New in version 0.3.0.

Parameters
  • Universe (Universe) – a MDAnalysis.core.groups.Universe (the atomgroups must belong to this Universe)

  • atomgroups (tuple of AtomGroup) – atomgroups that are iterated in parallel

_results

The raw data from each process are stored as a list of lists, with each sublist containing the return values from pmda.parallel.ParallelAnalysisBase._single_frame().

Type

list

readonly_attributes()

Set the attributes of this class to be read only

Useful to avoid the class being modified when passing it around.

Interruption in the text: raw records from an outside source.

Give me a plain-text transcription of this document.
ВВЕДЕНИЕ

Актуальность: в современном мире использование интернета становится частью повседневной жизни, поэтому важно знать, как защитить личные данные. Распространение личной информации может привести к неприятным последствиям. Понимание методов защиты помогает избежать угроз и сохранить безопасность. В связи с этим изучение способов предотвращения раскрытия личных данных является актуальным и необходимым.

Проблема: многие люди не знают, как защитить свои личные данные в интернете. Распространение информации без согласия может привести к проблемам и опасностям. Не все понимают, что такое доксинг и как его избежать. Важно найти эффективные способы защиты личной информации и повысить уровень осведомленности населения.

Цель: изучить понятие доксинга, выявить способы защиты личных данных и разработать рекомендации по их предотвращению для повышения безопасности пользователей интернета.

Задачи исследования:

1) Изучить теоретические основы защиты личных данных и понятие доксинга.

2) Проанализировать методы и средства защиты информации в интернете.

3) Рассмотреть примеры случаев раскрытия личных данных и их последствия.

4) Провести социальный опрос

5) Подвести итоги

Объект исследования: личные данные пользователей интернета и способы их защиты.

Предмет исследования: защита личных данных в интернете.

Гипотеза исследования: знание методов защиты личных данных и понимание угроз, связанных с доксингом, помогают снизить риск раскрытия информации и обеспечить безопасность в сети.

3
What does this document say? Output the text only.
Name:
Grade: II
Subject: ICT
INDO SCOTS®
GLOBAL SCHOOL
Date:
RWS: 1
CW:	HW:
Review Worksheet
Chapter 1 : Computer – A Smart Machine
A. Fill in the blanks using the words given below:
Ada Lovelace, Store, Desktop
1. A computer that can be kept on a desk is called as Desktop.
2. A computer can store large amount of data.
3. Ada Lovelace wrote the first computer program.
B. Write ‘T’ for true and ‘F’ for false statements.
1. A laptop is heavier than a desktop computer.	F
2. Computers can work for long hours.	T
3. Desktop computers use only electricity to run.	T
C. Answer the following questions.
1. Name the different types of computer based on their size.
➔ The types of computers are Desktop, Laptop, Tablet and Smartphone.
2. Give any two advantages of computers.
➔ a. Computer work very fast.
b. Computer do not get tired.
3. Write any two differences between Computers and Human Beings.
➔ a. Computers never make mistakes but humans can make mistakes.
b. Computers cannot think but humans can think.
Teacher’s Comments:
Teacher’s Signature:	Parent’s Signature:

To be used as a context manager:

with analysis.readonly_attributes():
    some_function(analysis)
run(start=None, stop=None, step=None, n_jobs=1, n_blocks=None)

Perform the calculation

Parameters
  • start (int, optional) – start frame of analysis

  • stop (int, optional) – stop frame of analysis

  • step (int, optional) – number of frames to skip between each analysed frame

  • n_jobs (int, optional) – number of jobs to start, if -1 use number of logical cpu cores. This argument will be ignored when the distributed scheduler is used

  • n_blocks (int, optional) – number of blocks to divide trajectory into. If None set equal to n_jobs or number of available workers in scheduler.

See also

MDAnalysis.analysis.rms.RMSF